By its end, Tata simultaneously offers and resists closure. While there is a resolution to Pavel’s working woes, there isn’t one within his family. Though there are moments of fleeting connection between Lina and Pavel, the film remains acutely aware of the long, often broken road to forgiveness. Pavel engages in table-side conversations on self-reflection, simultaneously justifying his actions through the lens of his own victimisation (he only inflicted beatings because his four jobs prevented the «time to talk»). His ultimate return to his wife raises further doubts about whether actual change is possible.

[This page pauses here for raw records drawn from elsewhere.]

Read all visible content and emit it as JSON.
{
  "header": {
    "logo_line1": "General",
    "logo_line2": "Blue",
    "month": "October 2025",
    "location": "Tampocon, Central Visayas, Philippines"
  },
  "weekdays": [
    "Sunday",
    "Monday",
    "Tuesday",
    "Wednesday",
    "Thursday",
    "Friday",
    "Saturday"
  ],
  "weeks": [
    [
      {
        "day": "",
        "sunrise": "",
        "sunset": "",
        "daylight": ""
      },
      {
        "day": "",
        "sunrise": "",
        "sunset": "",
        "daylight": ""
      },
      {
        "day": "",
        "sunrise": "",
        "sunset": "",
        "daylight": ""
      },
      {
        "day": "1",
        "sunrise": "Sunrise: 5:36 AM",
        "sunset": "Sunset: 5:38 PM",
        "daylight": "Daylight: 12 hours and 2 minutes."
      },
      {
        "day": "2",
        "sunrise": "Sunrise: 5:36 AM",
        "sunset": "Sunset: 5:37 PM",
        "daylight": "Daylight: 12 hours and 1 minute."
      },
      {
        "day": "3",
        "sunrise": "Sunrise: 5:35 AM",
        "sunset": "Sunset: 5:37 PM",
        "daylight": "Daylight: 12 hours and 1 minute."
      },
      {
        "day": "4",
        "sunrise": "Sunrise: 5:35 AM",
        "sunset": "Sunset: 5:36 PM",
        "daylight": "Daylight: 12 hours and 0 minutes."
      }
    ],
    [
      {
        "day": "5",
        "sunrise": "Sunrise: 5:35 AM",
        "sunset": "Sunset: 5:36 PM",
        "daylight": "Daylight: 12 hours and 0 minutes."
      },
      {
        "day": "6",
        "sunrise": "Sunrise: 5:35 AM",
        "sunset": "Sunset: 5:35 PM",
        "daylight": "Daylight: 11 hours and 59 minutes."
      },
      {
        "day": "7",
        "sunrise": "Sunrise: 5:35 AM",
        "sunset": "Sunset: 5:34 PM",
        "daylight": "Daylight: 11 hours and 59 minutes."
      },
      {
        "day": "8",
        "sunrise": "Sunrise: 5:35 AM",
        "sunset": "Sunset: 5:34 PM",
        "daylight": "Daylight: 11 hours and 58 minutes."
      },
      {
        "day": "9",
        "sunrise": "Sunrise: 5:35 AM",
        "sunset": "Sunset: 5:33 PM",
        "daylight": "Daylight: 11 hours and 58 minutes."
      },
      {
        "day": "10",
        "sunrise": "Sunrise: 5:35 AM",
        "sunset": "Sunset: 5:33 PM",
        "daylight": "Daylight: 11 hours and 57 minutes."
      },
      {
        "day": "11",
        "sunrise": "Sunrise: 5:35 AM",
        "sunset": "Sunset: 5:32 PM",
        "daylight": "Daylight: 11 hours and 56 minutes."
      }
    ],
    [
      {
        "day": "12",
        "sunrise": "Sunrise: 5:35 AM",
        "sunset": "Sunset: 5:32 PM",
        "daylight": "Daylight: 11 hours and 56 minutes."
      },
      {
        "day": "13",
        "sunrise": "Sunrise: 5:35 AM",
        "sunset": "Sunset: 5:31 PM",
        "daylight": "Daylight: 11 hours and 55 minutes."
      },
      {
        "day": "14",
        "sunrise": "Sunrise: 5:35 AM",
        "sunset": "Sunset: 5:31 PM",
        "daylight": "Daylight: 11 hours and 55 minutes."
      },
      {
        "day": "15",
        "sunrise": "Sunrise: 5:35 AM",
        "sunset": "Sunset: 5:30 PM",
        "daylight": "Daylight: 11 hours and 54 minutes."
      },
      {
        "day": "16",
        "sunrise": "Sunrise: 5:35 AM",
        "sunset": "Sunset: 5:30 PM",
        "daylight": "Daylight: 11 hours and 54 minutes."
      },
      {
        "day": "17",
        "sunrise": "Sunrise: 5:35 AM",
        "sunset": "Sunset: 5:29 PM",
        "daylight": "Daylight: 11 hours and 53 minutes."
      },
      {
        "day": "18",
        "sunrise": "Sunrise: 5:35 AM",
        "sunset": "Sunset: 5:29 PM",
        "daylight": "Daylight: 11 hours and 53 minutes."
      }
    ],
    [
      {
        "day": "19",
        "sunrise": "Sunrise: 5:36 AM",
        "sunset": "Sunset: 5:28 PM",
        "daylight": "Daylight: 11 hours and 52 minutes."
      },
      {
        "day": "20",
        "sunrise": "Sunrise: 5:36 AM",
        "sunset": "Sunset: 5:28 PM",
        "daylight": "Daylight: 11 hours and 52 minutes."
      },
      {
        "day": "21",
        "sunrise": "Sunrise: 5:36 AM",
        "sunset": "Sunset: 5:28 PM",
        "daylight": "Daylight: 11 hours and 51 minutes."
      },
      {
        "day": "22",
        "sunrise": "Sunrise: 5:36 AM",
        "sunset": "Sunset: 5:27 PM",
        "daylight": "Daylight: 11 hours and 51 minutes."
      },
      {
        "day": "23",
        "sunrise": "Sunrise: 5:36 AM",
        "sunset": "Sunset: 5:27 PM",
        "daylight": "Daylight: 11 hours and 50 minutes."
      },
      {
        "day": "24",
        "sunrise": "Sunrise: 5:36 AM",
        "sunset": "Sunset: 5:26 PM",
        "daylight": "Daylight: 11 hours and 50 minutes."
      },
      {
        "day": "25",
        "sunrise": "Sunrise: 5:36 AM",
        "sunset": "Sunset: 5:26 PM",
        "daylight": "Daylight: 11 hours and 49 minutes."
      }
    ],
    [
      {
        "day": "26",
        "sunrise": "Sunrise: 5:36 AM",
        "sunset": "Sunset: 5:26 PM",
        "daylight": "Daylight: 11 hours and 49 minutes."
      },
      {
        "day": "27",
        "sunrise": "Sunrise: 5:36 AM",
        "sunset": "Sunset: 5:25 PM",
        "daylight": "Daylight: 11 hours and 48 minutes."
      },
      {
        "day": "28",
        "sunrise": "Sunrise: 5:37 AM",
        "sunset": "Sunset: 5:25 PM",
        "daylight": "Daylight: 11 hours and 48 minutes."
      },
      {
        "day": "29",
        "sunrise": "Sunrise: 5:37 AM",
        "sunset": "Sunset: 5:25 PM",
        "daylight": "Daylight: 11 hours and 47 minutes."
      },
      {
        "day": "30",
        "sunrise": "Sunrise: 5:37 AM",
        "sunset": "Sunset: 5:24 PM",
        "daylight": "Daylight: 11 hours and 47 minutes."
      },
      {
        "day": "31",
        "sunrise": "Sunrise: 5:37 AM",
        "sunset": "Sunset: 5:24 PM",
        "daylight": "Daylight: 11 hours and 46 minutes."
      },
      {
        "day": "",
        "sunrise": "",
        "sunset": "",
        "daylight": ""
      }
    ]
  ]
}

![Tata Lina Vdovîi, Radu Ciorniciuc](https://www.moderntimes.review/wp-content/uploads/2024/09/modern-times-review-tata2.jpg)
Different definitions
Where the film does not veer is into the relationship between the macro nature of the authoritarian society Pavel grew up in (Soviet Moldova) and its effect on the micro nature of the family where a brutal society creates brutal people; authoritarians create authoritarians. Or, in modern psych-slang, «hurt people hurt people.» In my own experiences with the immediate family of that generation, and from that region, this is a much more nuanced consequence of their behaviour than they often will admit. There is a frame of reference that is simply different from the concealed post-war world (Pavel) to the open post-communist one (Lina). One where the definitions of abuse, trauma, and the resulting depression are merely theoretical concepts, if not outright biological mistruths to the former. For example, Pavel might justify physically disciplining his children for poor grades as parental respect and discipline, but this doesn’t confront the ingrained reliance on violence as a form of control, reinforcing a cycle of emotional repression.
Still, in a world where patriarchal and capitalist systems continue to shape the lives of the most vulnerable, Tata offers an unflinching look at both complexities. Pavel is neither wholly villainous nor wholly sympathetic. He is not simply an abuser nor a victim of migrant exploitation; he is both, as well as a now powerless man caught in a web of societal forces beyond his control—a reminder of how the personal is always, inevitably, political.